Rimski-Korsakov s'est chargé de la révision (entièrement réécrite, de manière admirable), de la Khovanchina, Boris Godounov (réorchestrée et révisée, avec coupures et déplorable interversion des deux dernières scènes). En corrigeant les maladresses géniales de Moussorgsky, son ami, avec un talent et une conscience incomparables, s'est employé à combler une partie du gouffre qui sépare Boris de l'opéra traditionnel... [...] Les graves contresens de Rimski ont déclenché depuis une vague de protestation, souvent excessives, contre les massacres du professeur Rimski-Korsakov...

Qu'est-ce qui permet d'affirmer que la révision est écrite "de manière admirable", que Modeste Moussorgski a fait preuve de "maladresses géniales", que Nicolaï Rimski-Korsakov avait un "talent incomparable", que les protestations étaient "souvent excessives". D'autre part, l'interversion de deux scènes est un fait objectif qui est mêlé à des considérations de jugement invérifiables...

Signalons, afin d'éviter tout malentendu, que Roland de Candé ne se manifeste pas, à notre avis, comme un musicologue moins objectif que beaucoup d'autres. Nous avons tenté là une démonstration générale qui vaudrait pour la plupart des auteurs. L'indissociation entre la critique et l'historique caractérise les ouvrages les plus anciens. Nous pourrions remonter à Fétis qui, sans complexe, épanche ses enthousiasmes et ses antipathies (surtout ses antipathies) en écrivant souvent à la première personne.
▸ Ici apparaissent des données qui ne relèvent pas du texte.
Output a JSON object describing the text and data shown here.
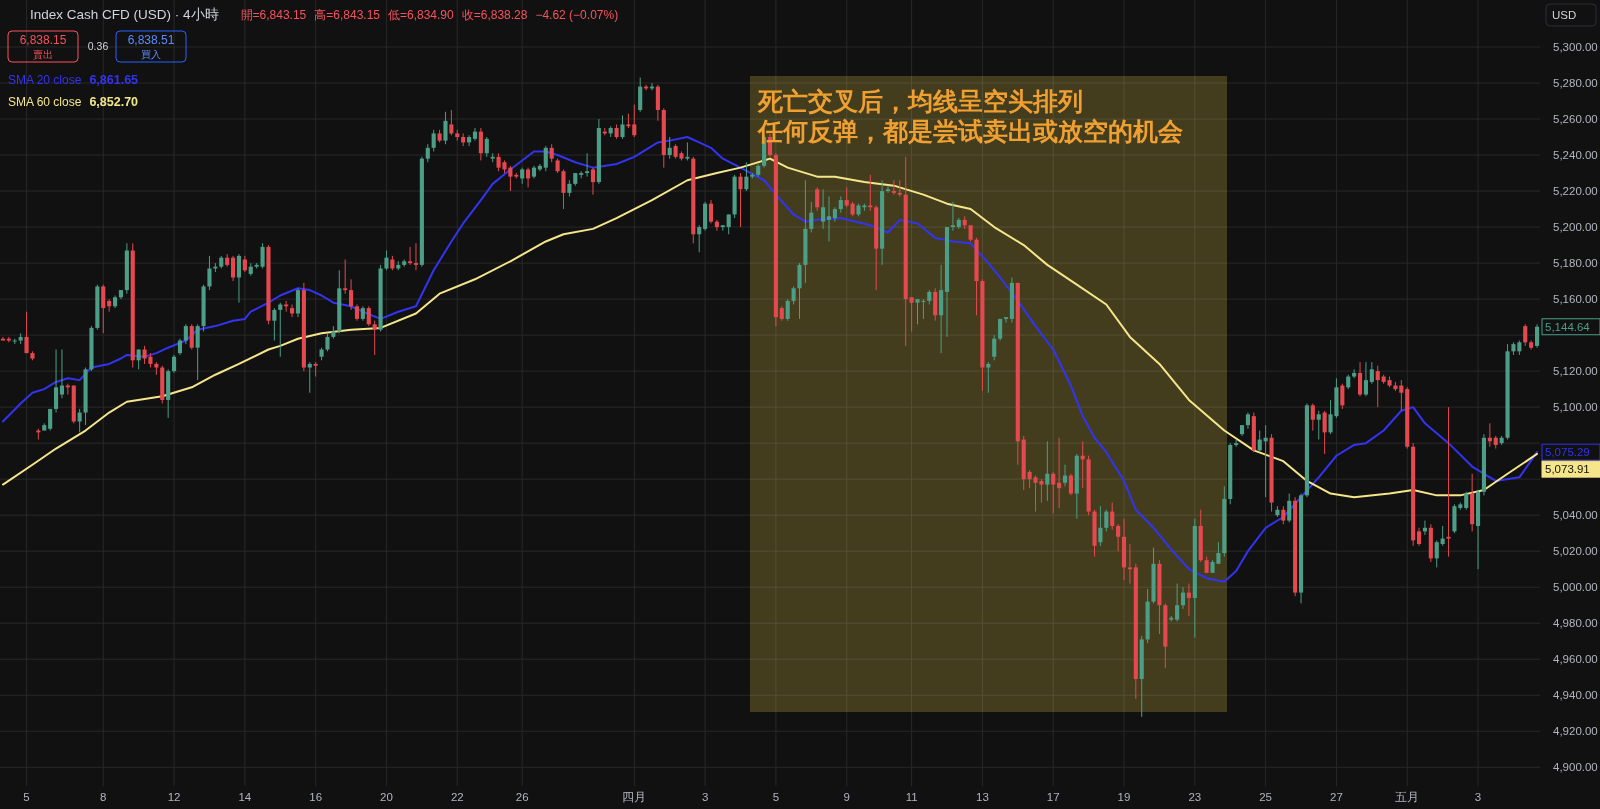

Si cette manière apparaît aujourd'hui de la dernière incongruité, le célèbre musicographe belge nous paraît moins critiquable que ses successeurs car il déclare ouvertement ses préférences au lieu de les présenter comme des vérités musicologiques. Dans les ouvrages plus récents, les affirmations de jugement, sans pour cela disparaître, sont moins fréquentes. Une évolution, apparemment, se dessine donc vers la recherche d'une certaine objectivité. L'affirmation de jugements de valeur comme le font encore la plupart des auteurs, nous paraît en effet contestable dans les ouvrages de référence, comme les dictionnaires, les biographies ou les histoires de la musique, surtout lorsqu'il s'agit d'ouvrages de collaboration. De tels jugements subjectifs, pensons-nous, leur communique une autorité indue (car il n'y a pas de preuves) sur le profane qui les lit. L'auteur qui écrit un dictionnaire ou une histoire possède une responsabilité vis-à-vis de ses lecteurs. Certains dictionnaires sont signés (comme celui de Roland de Candé) ou bien chaque article est signé séparément (cas du Laffont-Bompiani), ce qui nous paraît préférable à l'anonymat. Robert Bernard, auteur d'une histoire de la musique en 4 tomes grand format de 1480 pages (Nathan, 1974) est un des rares à se prononcer en faveur de la critique, même négative, dans les ouvrages historiques. Selon lui, la subjectivité d'un ouvrage historique s'exprime implicitement par la place accordée à chaque compositeur au lieu de s'afficher par de franches diatribes. L'éviction, dit-il, est le plus impitoyable des jugements. Cet argument paraît assez raisonnable.

L'on peut cependant regretter que ce musicographe dirige ses attaques contre les virtuoses-compositeurs peu connus, notamment Viotti, et réserve ses louanges les plus outrancières aux grands classiques, en particulier Bach.